# torch-geometric

> Guide for building Graph Neural Networks with PyTorch Geometric (PyG) — covering node classification, link prediction, graph classification, message passing networks, heterogeneous graphs, and neighbor sampling for graph-structured data.

**Use case**: Build graph neural networks with PyTorch Geometric

**Canonical URL**: https://agentcookbooks.com/skills/torch-geometric/

**Topics**: claude-code, skills, science, ml-libraries

**Trigger phrases**: "graph neural network", "GNN with PyG", "node classification", "link prediction", "torch_geometric"

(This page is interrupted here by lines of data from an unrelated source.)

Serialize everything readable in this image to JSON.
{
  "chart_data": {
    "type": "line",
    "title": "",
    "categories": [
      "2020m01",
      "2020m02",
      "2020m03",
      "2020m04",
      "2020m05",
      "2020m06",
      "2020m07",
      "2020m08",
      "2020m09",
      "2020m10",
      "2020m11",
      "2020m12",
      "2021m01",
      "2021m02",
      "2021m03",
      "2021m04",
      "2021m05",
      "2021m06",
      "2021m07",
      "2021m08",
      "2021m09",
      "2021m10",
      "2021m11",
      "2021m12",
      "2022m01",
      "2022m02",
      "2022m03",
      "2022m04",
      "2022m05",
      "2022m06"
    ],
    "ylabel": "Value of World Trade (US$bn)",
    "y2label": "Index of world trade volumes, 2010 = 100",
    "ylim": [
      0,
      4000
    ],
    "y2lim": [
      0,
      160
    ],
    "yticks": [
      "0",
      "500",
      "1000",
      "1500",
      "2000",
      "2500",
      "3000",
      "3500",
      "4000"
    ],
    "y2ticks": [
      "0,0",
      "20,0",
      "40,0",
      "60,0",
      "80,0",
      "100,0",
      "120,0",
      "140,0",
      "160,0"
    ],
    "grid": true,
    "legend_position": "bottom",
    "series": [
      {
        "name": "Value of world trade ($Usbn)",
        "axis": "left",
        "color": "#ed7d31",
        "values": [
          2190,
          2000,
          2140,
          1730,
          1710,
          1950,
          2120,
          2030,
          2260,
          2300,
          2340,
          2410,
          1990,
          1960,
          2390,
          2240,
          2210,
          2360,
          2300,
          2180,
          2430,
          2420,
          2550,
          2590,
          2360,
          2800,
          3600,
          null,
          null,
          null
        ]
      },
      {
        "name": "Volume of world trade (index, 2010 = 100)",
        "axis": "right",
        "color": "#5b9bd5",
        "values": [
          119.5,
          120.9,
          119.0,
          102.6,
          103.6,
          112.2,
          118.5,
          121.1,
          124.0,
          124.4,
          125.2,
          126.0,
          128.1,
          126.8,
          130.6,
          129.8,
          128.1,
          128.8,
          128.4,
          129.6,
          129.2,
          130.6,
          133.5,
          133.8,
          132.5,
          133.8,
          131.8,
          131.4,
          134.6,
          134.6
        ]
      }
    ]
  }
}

**Source**: [K-Dense AI](https://github.com/K-Dense-AI/scientific-agent-skills/tree/main/scientific-skills/torch-geometric)

**License**: MIT

---

## What it does

`torch-geometric` is a Claude Code skill from K-Dense AI's [scientific-agent-skills repo](https://github.com/K-Dense-AI/scientific-agent-skills). It turns Claude into a PyTorch Geometric (PyG) expert covering graph data structures (`Data`, `HeteroData`), 60+ GNN layer implementations (GCN, GAT, GraphSAGE, GIN, MPNN), tasks (node classification, link prediction, graph classification), scalable mini-batch training with neighbor sampling, and heterogeneous graph workflows.

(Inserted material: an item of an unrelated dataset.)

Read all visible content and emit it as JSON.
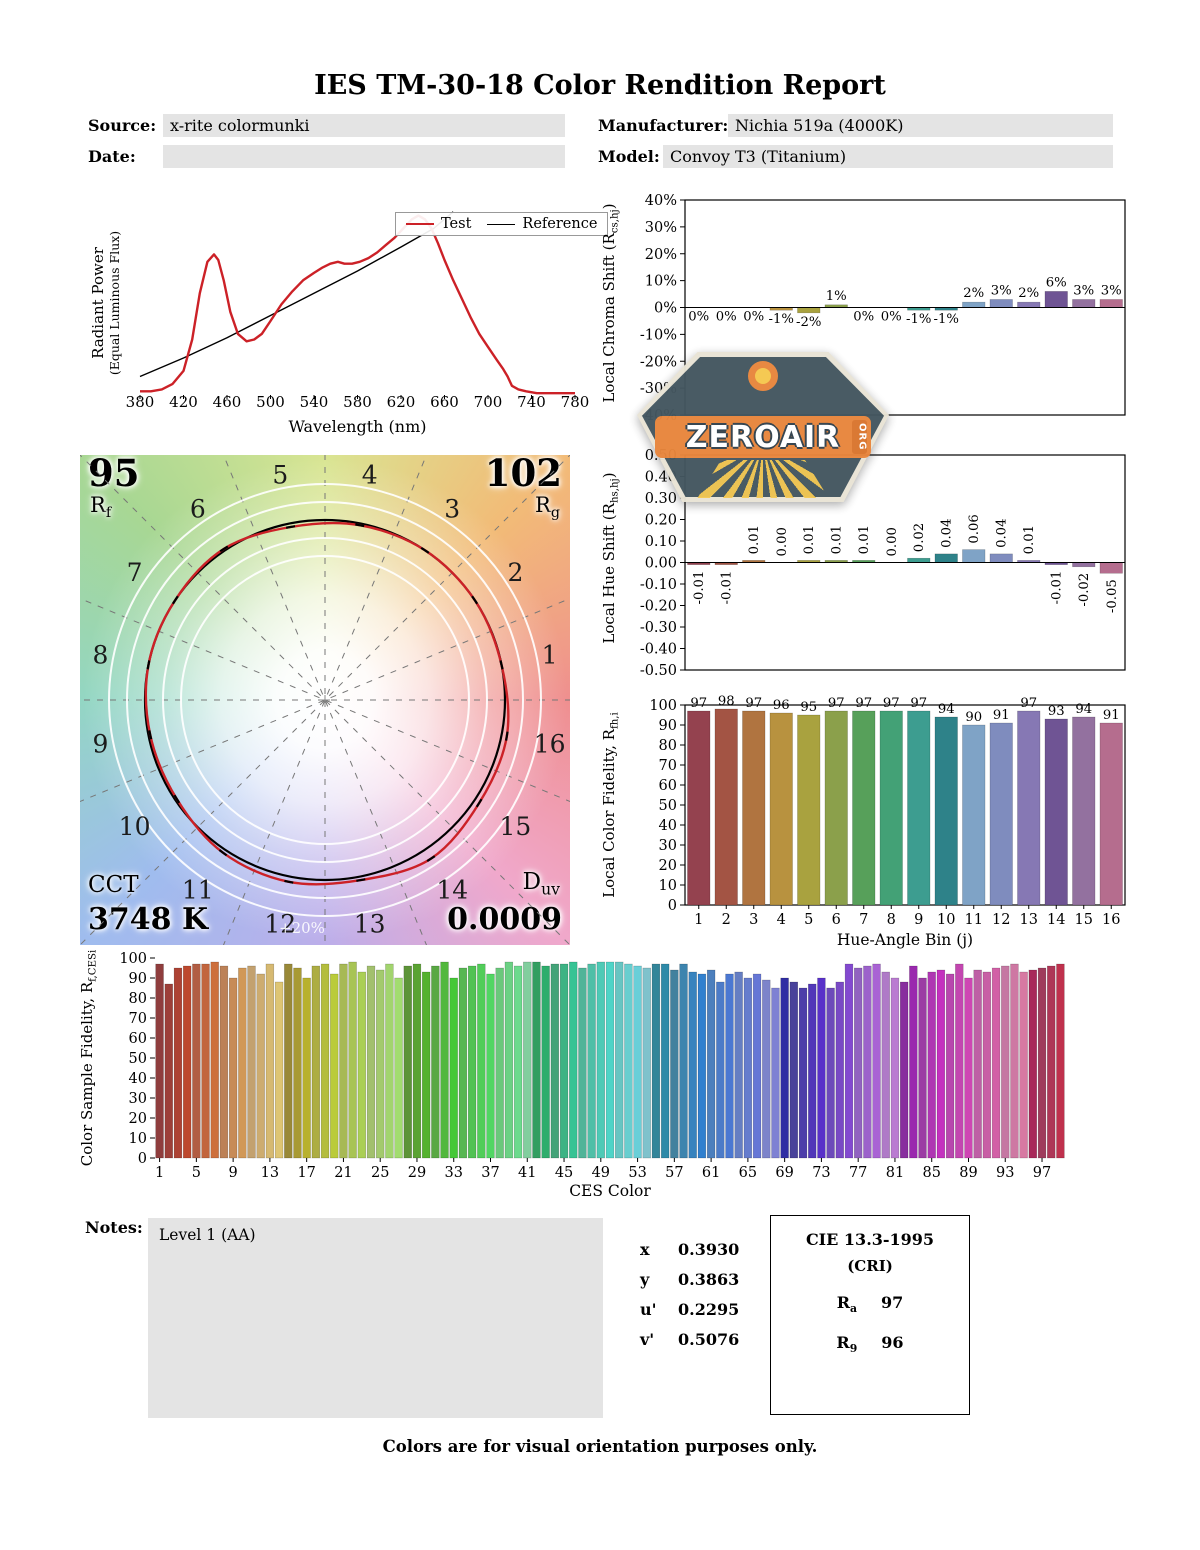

A session produces PyG code: a graph dataset setup, a GNN model class inheriting from `torch.nn.Module` using PyG message-passing layers, a training loop with mini-batch sampling, and evaluation metrics appropriate to the task.

## When to use it

Reach for it when:

- You have graph-structured data (molecular graphs, citation networks, social networks, knowledge graphs) and need a GNN
- You're implementing node classification, link prediction, or graph-level property prediction on relational data
- You need scalable GNN training with neighbor sampling for graphs too large to fit full batch training in GPU memory

When *not* to reach for it:

- Standard tabular ML without graph structure — use `scikit-learn`
- Molecular ML where pre-built featurization and MoleculeNet benchmarks matter more than custom GNN architecture — use `deepchem`

## Install

Copy the `SKILL.md` from K-Dense AI's [torch-geometric folder](https://github.com/K-Dense-AI/scientific-agent-skills/tree/main/scientific-skills/torch-geometric) into `.claude/skills/torch-geometric/` in your project. PyG installation requires matching the PyTorch and CUDA versions — Claude will generate the correct `pip install` command for your environment.

Trigger phrases: "graph neural network", "GNN with PyG", "node classification", "link prediction", "torch_geometric".

## What a session looks like

A typical session has three phases:

1. **Graph data setup.** Claude creates a `torch_geometric.data.Data` object from your node features, edge index, and labels, or loads a built-in dataset (Cora, TUDataset, OGB) for benchmarking.
2. **GNN architecture.** Claude writes a `nn.Module` using PyG's message-passing layers — selecting GCN, GAT, or GraphSAGE based on the task and graph properties — with skip connections and batch normalization where appropriate.
3. **Training and evaluation.** A training loop with `DataLoader` for mini-batch sampling (NeighborLoader for large graphs) is set up with the appropriate loss and evaluation metric (accuracy, AUC-ROC, mean average precision).

## Receipts

**Where it works well:**
- Citation network node classification (Cora, CiteSeer, PubMed) — a standard GCN or GAT implementation with PyG reliably achieves competitive accuracy and serves as a working starting point for custom architectures
- Molecular property prediction using graph-level models — the PyG ecosystem's built-in molecular datasets and GNN layers reduce the boilerplate significantly

**Where it backfires:**
- Very large graphs (millions of nodes) require careful neighbor sampling setup; the default full-batch training will OOM without the NeighborLoader
- Heterogeneous graphs with many edge types require the `HeteroData` API which has a steeper learning curve and more verbose code

**Pattern that works:** always validate your graph construction (edge_index shape, node feature dimensions, label alignment) before training — indexing errors in graph data are silent and produce garbage results without explicit checks.

## Source and attribution

Originally authored by [K-Dense Inc.](https://github.com/K-Dense-AI). The canonical SKILL.md lives in the [`torch-geometric` folder](https://github.com/K-Dense-AI/scientific-agent-skills/tree/main/scientific-skills/torch-geometric) of their public scientific-agent-skills repository.

License: MIT. Install, adapt, and redistribute with attribution preserved.

This page documents the skill from a practitioner's perspective. For the formal spec and any updates, defer to the source repo.